Another man who Reynolds coerced to send a picture of his penis when he was 15 and often received explicit messages, told the review Reynolds did "so much good for me. He helped with football. He took me to footy training."
At the heart of it all was "banter".
He used a teenage-like communication style, slapped boys in their genital region, and told them graphic stories about his sex life.
He won boys over. One victim-survivor described Reynolds as "my best friend".
"He was always crude and sexual in the way he spoke but he was the funniest man I knew. I trusted him — I thought he was the best bloke ever," he told the review.
The graphic below illustrates how Reynolds went about grooming boys and young men.
Families, community also targeted
He also groomed the families of the teenage boys he was targeting.
He told them he had experience in sports massage, offering to massage their children or give them special coaching.
The parents felt their children were safe with Reynolds, given his position as a police officer and in the sporting community, often expressing gratitude for his assistance.
The broader community was also under Reynolds' spell.
"He would shake everyone's hand, he would know everyone. People at the football wanted to be around Paul," someone who knew him from football administration told the review.
One police officer said Reynolds made "an overwhelming first impression".
"He could tell jokes like no other — three-minute monologues followed by a punchline. I thought this guy was incredible," he said.
Ms Weiss said he ingratiated himself so convincingly as an upstanding member of the policing and sporting communities that some members of the small communities he lived in "to this day do not accept or believe that Reynolds had been capable of grooming and sexually abusing children."
Reynolds leveraged police position as grooming tool
Reynolds didn't just use his charisma and reputation. He told people, particularly young men he was grooming, that he had lots of influence in the police force.
He bragged that he could help the father of one of the teenage boys in his company to get out of jail on parole.

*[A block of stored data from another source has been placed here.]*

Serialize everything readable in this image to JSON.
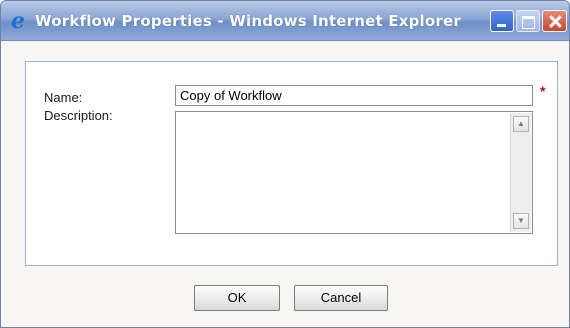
{
  "window": {
    "title": "Workflow Properties - Windows Internet Explorer",
    "title_icon": "ie-logo-icon",
    "controls": [
      "minimize-icon",
      "maximize-icon",
      "close-icon"
    ]
  },
  "form": {
    "name_label": "Name:",
    "name_value": "Copy of Workflow",
    "required_marker": "*",
    "description_label": "Description:",
    "description_value": ""
  },
  "buttons": {
    "ok": "OK",
    "cancel": "Cancel"
  },
  "colors": {
    "titlebar": "#7f9ccf",
    "required": "#d0021b"
  }
}
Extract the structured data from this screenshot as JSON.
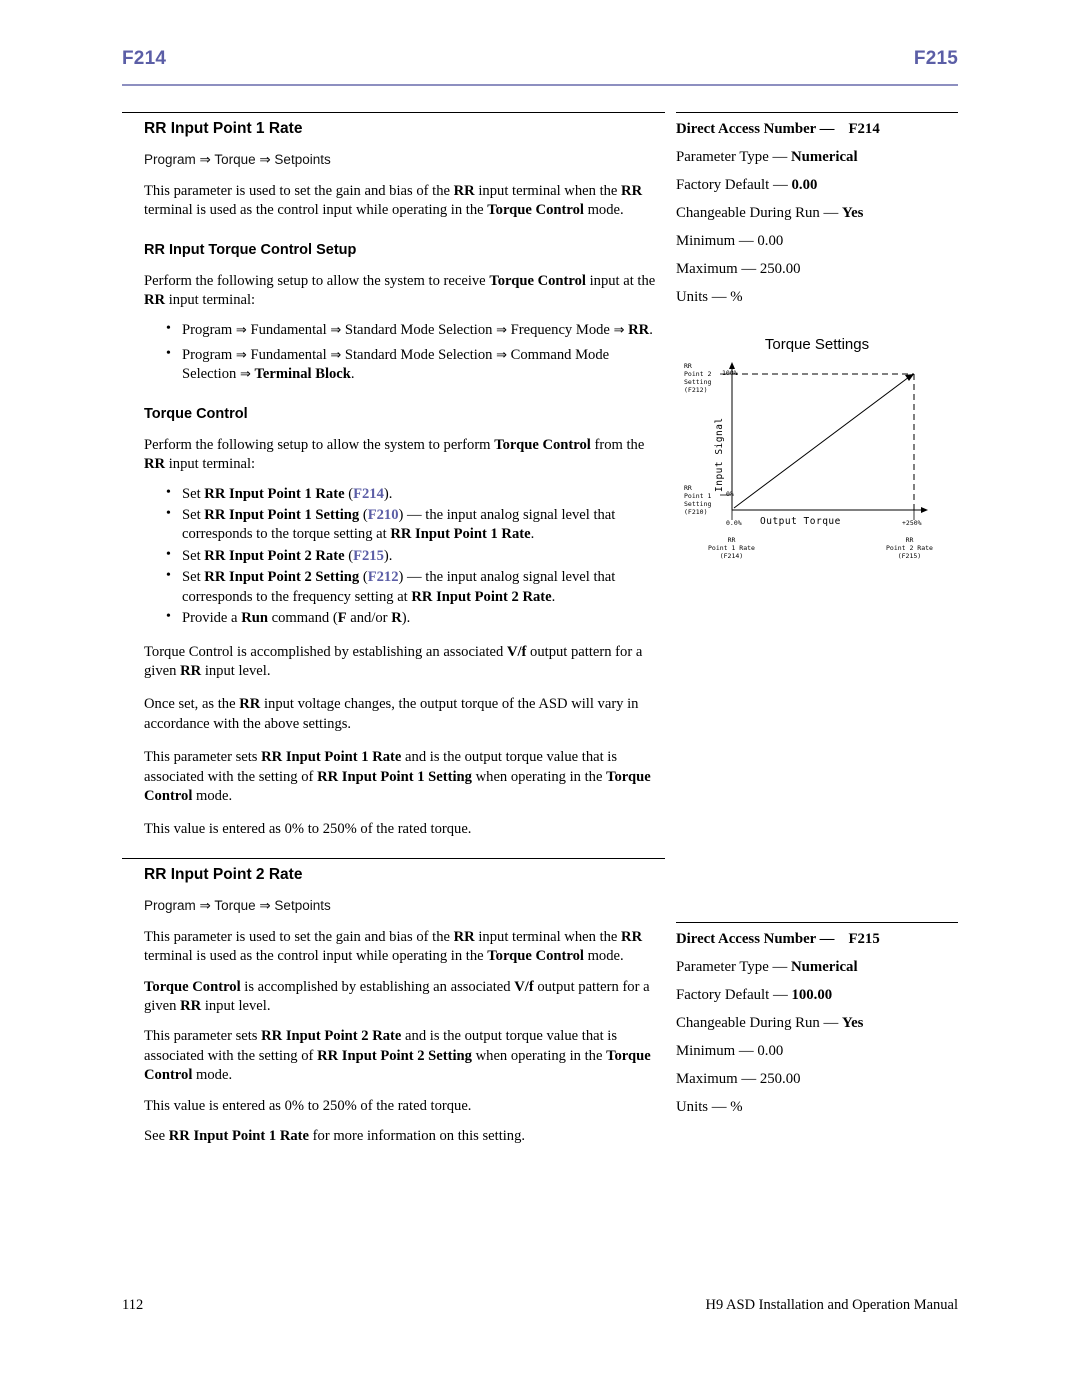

Ms Weiss highlighted a particularly horrific example that occurred sometime between 2011 and 2015, when he visited the house of a man who considered him to be a friend and mentor.
Reynolds was holding what looked like a police report or complaint about him, and told the young man he "can make it go away" if the man performed a sexual act on him.
The complainant told Ms Weiss he was "shocked and scared".
"I had never been in trouble with the law. I had kept myself clean and tidy and had always kept my nose clean. I didn't want to be in trouble or on the wrong side of the law," the man told the review.
But when Ms Weiss searched police records for a copy of that complaint or report, she didn't find anything.
Instead she came to the conclusion that it never existed, and that Reynolds had made it up in a bid to procure sexual favours.
Escaping detection
Despite the web of secrecy he created, Reynolds' offending didn't escape the attention of his colleagues.
In 2008, interstate police officers at the police academy bar overheard senior members of Tasmania Police call Reynolds a paedophile, and discussed two specific examples of alleged inappropriate conduct.
One of them related to Reynolds being seen giving a teenage boy a massage in his home, while the boy sat between his legs.
The interstate officers reported what they'd overheard to a Tasmania Police divisional inspector, who reported it to the commander of the internal investigations unit.
But both senior police officers said their conversation had been misinterpreted and they had not called Reynolds a paedophile.
The case was closed, with an assistant commissioner at the time noting the allegations could have "potentially very damaging consequences for a person wrongfully accused".
It took another decade before Reynolds was again investigated by police, with that probe ceasing when he took his own life.
But it wasn't until a coronial inquest was released in 2023 that Tasmanians learnt Reynolds was a sexual predator.
And that community members and his colleagues hadn't known his true nature when they went to his funeral five years earlier.